Victor, Brandywine High School Class of '67 George Curtin played in several bands of that era, (you may even know him). George remembers the Enfield's and other bands-click on link below. Great Read. Wilmington Garage Bands of the Sixties Remembered (more) http://www.kevin67.com/Wilmington%20Stories%20Page.htm#The%20Enfields

KevinD <donohue11@comcast.net>
Ellicott City, MD USA - Saturday, May 10, 2008 at 22:48:32 (EDT)

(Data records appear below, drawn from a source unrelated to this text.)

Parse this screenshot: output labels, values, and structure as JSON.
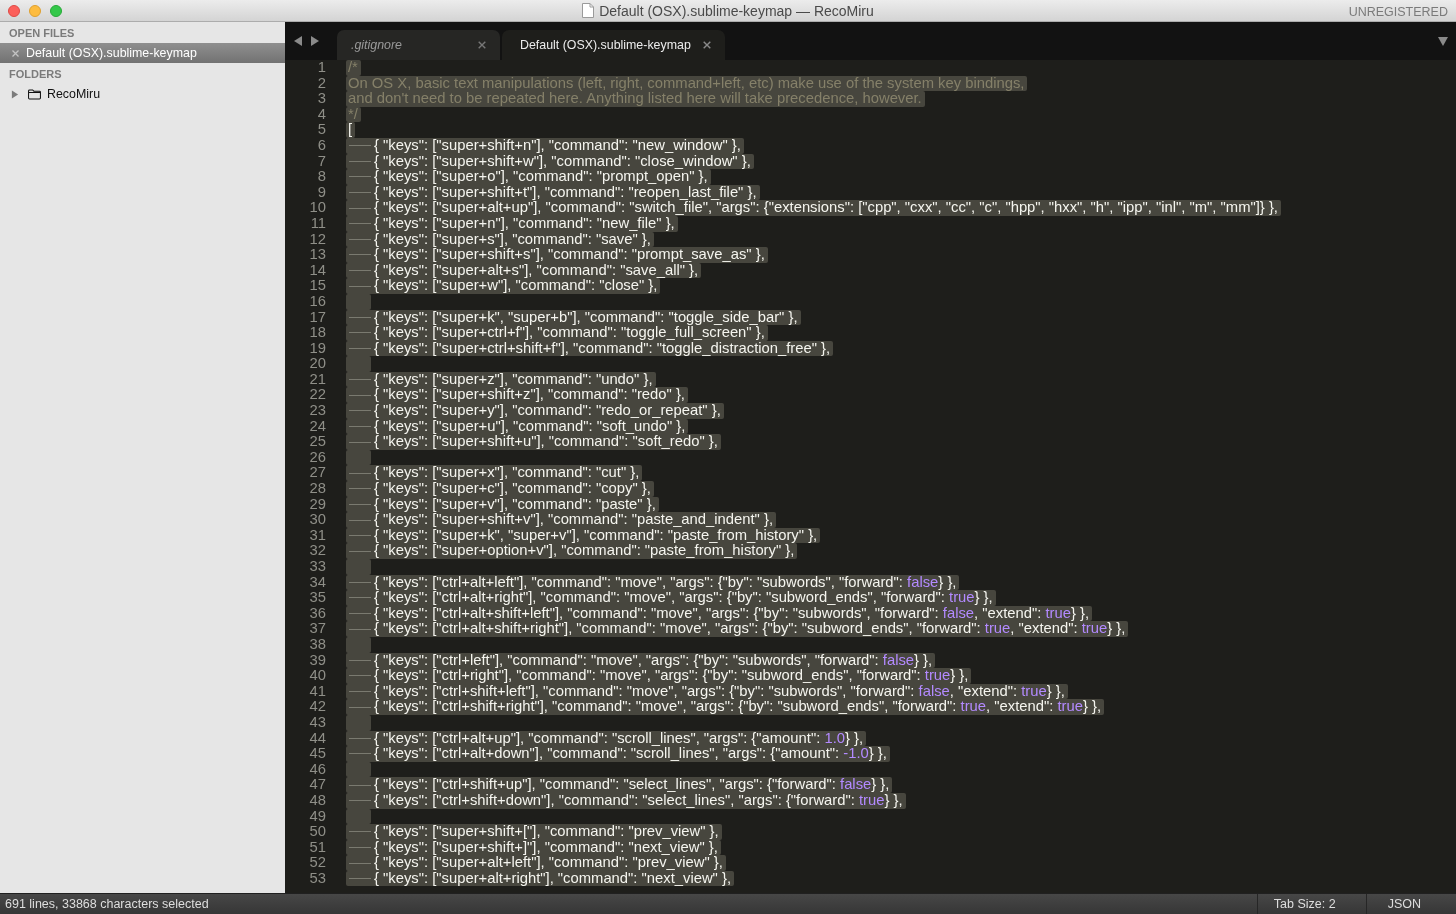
{
  "window": {
    "title": "Default (OSX).sublime-keymap — RecoMiru",
    "registration": "UNREGISTERED"
  },
  "sidebar": {
    "open_files": {
      "title": "OPEN FILES",
      "items": [
        {
          "label": "Default (OSX).sublime-keymap",
          "selected": true
        }
      ]
    },
    "folders": {
      "title": "FOLDERS",
      "items": [
        {
          "label": "RecoMiru",
          "expanded": false
        }
      ]
    }
  },
  "tabs": [
    {
      "label": ".gitignore",
      "selected": false,
      "preview": true
    },
    {
      "label": "Default (OSX).sublime-keymap",
      "selected": true,
      "preview": false
    }
  ],
  "editor": {
    "lines": [
      {
        "number": "1",
        "selected": true,
        "tab": false,
        "segments": [
          {
            "kind": "comment",
            "text": "/*"
          }
        ]
      },
      {
        "number": "2",
        "selected": true,
        "tab": false,
        "segments": [
          {
            "kind": "comment",
            "text": "On OS X, basic text manipulations (left, right, command+left, etc) make use of the system key bindings,"
          }
        ]
      },
      {
        "number": "3",
        "selected": true,
        "tab": false,
        "segments": [
          {
            "kind": "comment",
            "text": "and don't need to be repeated here. Anything listed here will take precedence, however."
          }
        ]
      },
      {
        "number": "4",
        "selected": true,
        "tab": false,
        "segments": [
          {
            "kind": "comment",
            "text": "*/"
          }
        ]
      },
      {
        "number": "5",
        "selected": true,
        "tab": false,
        "segments": [
          {
            "kind": "code",
            "text": "["
          }
        ]
      },
      {
        "number": "6",
        "selected": true,
        "tab": true,
        "segments": [
          {
            "kind": "code",
            "text": "{ \"keys\": [\"super+shift+n\"], \"command\": \"new_window\" },"
          }
        ]
      },
      {
        "number": "7",
        "selected": true,
        "tab": true,
        "segments": [
          {
            "kind": "code",
            "text": "{ \"keys\": [\"super+shift+w\"], \"command\": \"close_window\" },"
          }
        ]
      },
      {
        "number": "8",
        "selected": true,
        "tab": true,
        "segments": [
          {
            "kind": "code",
            "text": "{ \"keys\": [\"super+o\"], \"command\": \"prompt_open\" },"
          }
        ]
      },
      {
        "number": "9",
        "selected": true,
        "tab": true,
        "segments": [
          {
            "kind": "code",
            "text": "{ \"keys\": [\"super+shift+t\"], \"command\": \"reopen_last_file\" },"
          }
        ]
      },
      {
        "number": "10",
        "selected": true,
        "tab": true,
        "segments": [
          {
            "kind": "code",
            "text": "{ \"keys\": [\"super+alt+up\"], \"command\": \"switch_file\", \"args\": {\"extensions\": [\"cpp\", \"cxx\", \"cc\", \"c\", \"hpp\", \"hxx\", \"h\", \"ipp\", \"inl\", \"m\", \"mm\"]} },"
          }
        ]
      },
      {
        "number": "11",
        "selected": true,
        "tab": true,
        "segments": [
          {
            "kind": "code",
            "text": "{ \"keys\": [\"super+n\"], \"command\": \"new_file\" },"
          }
        ]
      },
      {
        "number": "12",
        "selected": true,
        "tab": true,
        "segments": [
          {
            "kind": "code",
            "text": "{ \"keys\": [\"super+s\"], \"command\": \"save\" },"
          }
        ]
      },
      {
        "number": "13",
        "selected": true,
        "tab": true,
        "segments": [
          {
            "kind": "code",
            "text": "{ \"keys\": [\"super+shift+s\"], \"command\": \"prompt_save_as\" },"
          }
        ]
      },
      {
        "number": "14",
        "selected": true,
        "tab": true,
        "segments": [
          {
            "kind": "code",
            "text": "{ \"keys\": [\"super+alt+s\"], \"command\": \"save_all\" },"
          }
        ]
      },
      {
        "number": "15",
        "selected": true,
        "tab": true,
        "segments": [
          {
            "kind": "code",
            "text": "{ \"keys\": [\"super+w\"], \"command\": \"close\" },"
          }
        ]
      },
      {
        "number": "16",
        "selected": true,
        "tab": false
      },
      {
        "number": "17",
        "selected": true,
        "tab": true,
        "segments": [
          {
            "kind": "code",
            "text": "{ \"keys\": [\"super+k\", \"super+b\"], \"command\": \"toggle_side_bar\" },"
          }
        ]
      },
      {
        "number": "18",
        "selected": true,
        "tab": true,
        "segments": [
          {
            "kind": "code",
            "text": "{ \"keys\": [\"super+ctrl+f\"], \"command\": \"toggle_full_screen\" },"
          }
        ]
      },
      {
        "number": "19",
        "selected": true,
        "tab": true,
        "segments": [
          {
            "kind": "code",
            "text": "{ \"keys\": [\"super+ctrl+shift+f\"], \"command\": \"toggle_distraction_free\" },"
          }
        ]
      },
      {
        "number": "20",
        "selected": true,
        "tab": false
      },
      {
        "number": "21",
        "selected": true,
        "tab": true,
        "segments": [
          {
            "kind": "code",
            "text": "{ \"keys\": [\"super+z\"], \"command\": \"undo\" },"
          }
        ]
      },
      {
        "number": "22",
        "selected": true,
        "tab": true,
        "segments": [
          {
            "kind": "code",
            "text": "{ \"keys\": [\"super+shift+z\"], \"command\": \"redo\" },"
          }
        ]
      },
      {
        "number": "23",
        "selected": true,
        "tab": true,
        "segments": [
          {
            "kind": "code",
            "text": "{ \"keys\": [\"super+y\"], \"command\": \"redo_or_repeat\" },"
          }
        ]
      },
      {
        "number": "24",
        "selected": true,
        "tab": true,
        "segments": [
          {
            "kind": "code",
            "text": "{ \"keys\": [\"super+u\"], \"command\": \"soft_undo\" },"
          }
        ]
      },
      {
        "number": "25",
        "selected": true,
        "tab": true,
        "segments": [
          {
            "kind": "code",
            "text": "{ \"keys\": [\"super+shift+u\"], \"command\": \"soft_redo\" },"
          }
        ]
      },
      {
        "number": "26",
        "selected": true,
        "tab": false
      },
      {
        "number": "27",
        "selected": true,
        "tab": true,
        "segments": [
          {
            "kind": "code",
            "text": "{ \"keys\": [\"super+x\"], \"command\": \"cut\" },"
          }
        ]
      },
      {
        "number": "28",
        "selected": true,
        "tab": true,
        "segments": [
          {
            "kind": "code",
            "text": "{ \"keys\": [\"super+c\"], \"command\": \"copy\" },"
          }
        ]
      },
      {
        "number": "29",
        "selected": true,
        "tab": true,
        "segments": [
          {
            "kind": "code",
            "text": "{ \"keys\": [\"super+v\"], \"command\": \"paste\" },"
          }
        ]
      },
      {
        "number": "30",
        "selected": true,
        "tab": true,
        "segments": [
          {
            "kind": "code",
            "text": "{ \"keys\": [\"super+shift+v\"], \"command\": \"paste_and_indent\" },"
          }
        ]
      },
      {
        "number": "31",
        "selected": true,
        "tab": true,
        "segments": [
          {
            "kind": "code",
            "text": "{ \"keys\": [\"super+k\", \"super+v\"], \"command\": \"paste_from_history\" },"
          }
        ]
      },
      {
        "number": "32",
        "selected": true,
        "tab": true,
        "segments": [
          {
            "kind": "code",
            "text": "{ \"keys\": [\"super+option+v\"], \"command\": \"paste_from_history\" },"
          }
        ]
      },
      {
        "number": "33",
        "selected": true,
        "tab": false
      },
      {
        "number": "34",
        "selected": true,
        "tab": true,
        "segments": [
          {
            "kind": "code",
            "text": "{ \"keys\": [\"ctrl+alt+left\"], \"command\": \"move\", \"args\": {\"by\": \"subwords\", \"forward\": "
          },
          {
            "kind": "literal",
            "text": "false"
          },
          {
            "kind": "code",
            "text": "} },"
          }
        ]
      },
      {
        "number": "35",
        "selected": true,
        "tab": true,
        "segments": [
          {
            "kind": "code",
            "text": "{ \"keys\": [\"ctrl+alt+right\"], \"command\": \"move\", \"args\": {\"by\": \"subword_ends\", \"forward\": "
          },
          {
            "kind": "literal",
            "text": "true"
          },
          {
            "kind": "code",
            "text": "} },"
          }
        ]
      },
      {
        "number": "36",
        "selected": true,
        "tab": true,
        "segments": [
          {
            "kind": "code",
            "text": "{ \"keys\": [\"ctrl+alt+shift+left\"], \"command\": \"move\", \"args\": {\"by\": \"subwords\", \"forward\": "
          },
          {
            "kind": "literal",
            "text": "false"
          },
          {
            "kind": "code",
            "text": ", \"extend\": "
          },
          {
            "kind": "literal",
            "text": "true"
          },
          {
            "kind": "code",
            "text": "} },"
          }
        ]
      },
      {
        "number": "37",
        "selected": true,
        "tab": true,
        "segments": [
          {
            "kind": "code",
            "text": "{ \"keys\": [\"ctrl+alt+shift+right\"], \"command\": \"move\", \"args\": {\"by\": \"subword_ends\", \"forward\": "
          },
          {
            "kind": "literal",
            "text": "true"
          },
          {
            "kind": "code",
            "text": ", \"extend\": "
          },
          {
            "kind": "literal",
            "text": "true"
          },
          {
            "kind": "code",
            "text": "} },"
          }
        ]
      },
      {
        "number": "38",
        "selected": true,
        "tab": false
      },
      {
        "number": "39",
        "selected": true,
        "tab": true,
        "segments": [
          {
            "kind": "code",
            "text": "{ \"keys\": [\"ctrl+left\"], \"command\": \"move\", \"args\": {\"by\": \"subwords\", \"forward\": "
          },
          {
            "kind": "literal",
            "text": "false"
          },
          {
            "kind": "code",
            "text": "} },"
          }
        ]
      },
      {
        "number": "40",
        "selected": true,
        "tab": true,
        "segments": [
          {
            "kind": "code",
            "text": "{ \"keys\": [\"ctrl+right\"], \"command\": \"move\", \"args\": {\"by\": \"subword_ends\", \"forward\": "
          },
          {
            "kind": "literal",
            "text": "true"
          },
          {
            "kind": "code",
            "text": "} },"
          }
        ]
      },
      {
        "number": "41",
        "selected": true,
        "tab": true,
        "segments": [
          {
            "kind": "code",
            "text": "{ \"keys\": [\"ctrl+shift+left\"], \"command\": \"move\", \"args\": {\"by\": \"subwords\", \"forward\": "
          },
          {
            "kind": "literal",
            "text": "false"
          },
          {
            "kind": "code",
            "text": ", \"extend\": "
          },
          {
            "kind": "literal",
            "text": "true"
          },
          {
            "kind": "code",
            "text": "} },"
          }
        ]
      },
      {
        "number": "42",
        "selected": true,
        "tab": true,
        "segments": [
          {
            "kind": "code",
            "text": "{ \"keys\": [\"ctrl+shift+right\"], \"command\": \"move\", \"args\": {\"by\": \"subword_ends\", \"forward\": "
          },
          {
            "kind": "literal",
            "text": "true"
          },
          {
            "kind": "code",
            "text": ", \"extend\": "
          },
          {
            "kind": "literal",
            "text": "true"
          },
          {
            "kind": "code",
            "text": "} },"
          }
        ]
      },
      {
        "number": "43",
        "selected": true,
        "tab": false
      },
      {
        "number": "44",
        "selected": true,
        "tab": true,
        "segments": [
          {
            "kind": "code",
            "text": "{ \"keys\": [\"ctrl+alt+up\"], \"command\": \"scroll_lines\", \"args\": {\"amount\": "
          },
          {
            "kind": "literal",
            "text": "1.0"
          },
          {
            "kind": "code",
            "text": "} },"
          }
        ]
      },
      {
        "number": "45",
        "selected": true,
        "tab": true,
        "segments": [
          {
            "kind": "code",
            "text": "{ \"keys\": [\"ctrl+alt+down\"], \"command\": \"scroll_lines\", \"args\": {\"amount\": "
          },
          {
            "kind": "literal",
            "text": "-1.0"
          },
          {
            "kind": "code",
            "text": "} },"
          }
        ]
      },
      {
        "number": "46",
        "selected": true,
        "tab": false
      },
      {
        "number": "47",
        "selected": true,
        "tab": true,
        "segments": [
          {
            "kind": "code",
            "text": "{ \"keys\": [\"ctrl+shift+up\"], \"command\": \"select_lines\", \"args\": {\"forward\": "
          },
          {
            "kind": "literal",
            "text": "false"
          },
          {
            "kind": "code",
            "text": "} },"
          }
        ]
      },
      {
        "number": "48",
        "selected": true,
        "tab": true,
        "segments": [
          {
            "kind": "code",
            "text": "{ \"keys\": [\"ctrl+shift+down\"], \"command\": \"select_lines\", \"args\": {\"forward\": "
          },
          {
            "kind": "literal",
            "text": "true"
          },
          {
            "kind": "code",
            "text": "} },"
          }
        ]
      },
      {
        "number": "49",
        "selected": true,
        "tab": false
      },
      {
        "number": "50",
        "selected": true,
        "tab": true,
        "segments": [
          {
            "kind": "code",
            "text": "{ \"keys\": [\"super+shift+[\"], \"command\": \"prev_view\" },"
          }
        ]
      },
      {
        "number": "51",
        "selected": true,
        "tab": true,
        "segments": [
          {
            "kind": "code",
            "text": "{ \"keys\": [\"super+shift+]\"], \"command\": \"next_view\" },"
          }
        ]
      },
      {
        "number": "52",
        "selected": true,
        "tab": true,
        "segments": [
          {
            "kind": "code",
            "text": "{ \"keys\": [\"super+alt+left\"], \"command\": \"prev_view\" },"
          }
        ]
      },
      {
        "number": "53",
        "selected": true,
        "tab": true,
        "segments": [
          {
            "kind": "code",
            "text": "{ \"keys\": [\"super+alt+right\"], \"command\": \"next_view\" },"
          }
        ]
      }
    ]
  },
  "status_bar": {
    "message": "691 lines, 33868 characters selected",
    "tab_size": "Tab Size: 2",
    "syntax": "JSON"
  }
}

IF YOU REMEMBER 'THE ENFIELD'S' THIS ONE'S FOR YOU! Was thinking about the Wilmington rock groups that were around when I was lead guitarist of "Nino (Puglisi) and the Stairways" from around 1966-68. A tune by "The Enfield's" popped into my head a few months ago. It was called "In the Eyes of the World." Just on a fluke, I did a Google search and found that some indie record company actually has a CD out with their "greatest hit" and some other sides they cut, along with songs from "Friends of the Family," a band that succeeded the Enfield's with the same lead singer, I think his name is Munda and he may still live in Wilmington, I don't know. I think they were on Richie Records, owned by Vince Rago. And in fact, the Stairways did a record on the same label, called "Don't You Care," a song written by Eddie Stair, who was bounced from the band by Nino before I joined in 1966 (I think). Nino, many of you remember, was tragically murdered some years back. But I digress. I didn't know the guys in the Enfield's, but I believe we were in a battle of the bands with them at either Elsmere Fire Hall or the Lions Club on DuPont Hwy. Anyhow, here's the link, just type in "The Enfield's" in the "artist" box and it will take you to samples of their compilation album. I'd like to know how this obscure band, that probably was played only on WAMS, got memorialized 40 years later with a CD. I understand that it's something of an underground hit in the world of '60s psychedelic bands. http://www.allmusic.com/cg/amg.dll Can someone confirm that the Enfield's were, in fact, on Richie Records? Does anyone out there remember seeing them (or seeing The Stairways, for that matter)? I found this site tonight quite by accident (I was looking for an mp3 of the Teddy and the Continentals' song, "I've got to learn to Pony b/w Tick Tick Tock." And somehow I got here. Brought back some memories, especially those photos of the Dry Goods, where I'd buy my albums ($2.77 for mono, $3.77 for stereo, I still remember useless info like that). Oh, anyone remember Sherby's Liquor Store at 4th and Poplar Sts.? That was my grandfather's store. I started my journalism career at the News-Journal on Orange St. as a college student at U of D. and I still visit the old hometown to see mom... I learned guitar from Frank Baldo, whose son of the same name is a guitarist and band leader down there now... Well, let's see if any fellow baby boomers will respond here... Victor Livingston
Victor Livingston <scrivener50@verizon.net>
Yardley, PA USA - Saturday, May 10, 2008 at 21:33:55 (EDT)


The Geatormen

 

 (From Jeff Cooper)

"We were all born from the Blazers, so a lot of the music was instrumental. Chicago-like. We also did Herb Albert (hence Brazil 66) really well. Did it for a BHS assembly once. And like I said, we were on Blavat's show and considered his band .... did some nightclub gigs with him. Ahh, those were the days. Check out the photos. What we were doing in a field -- don't ask me."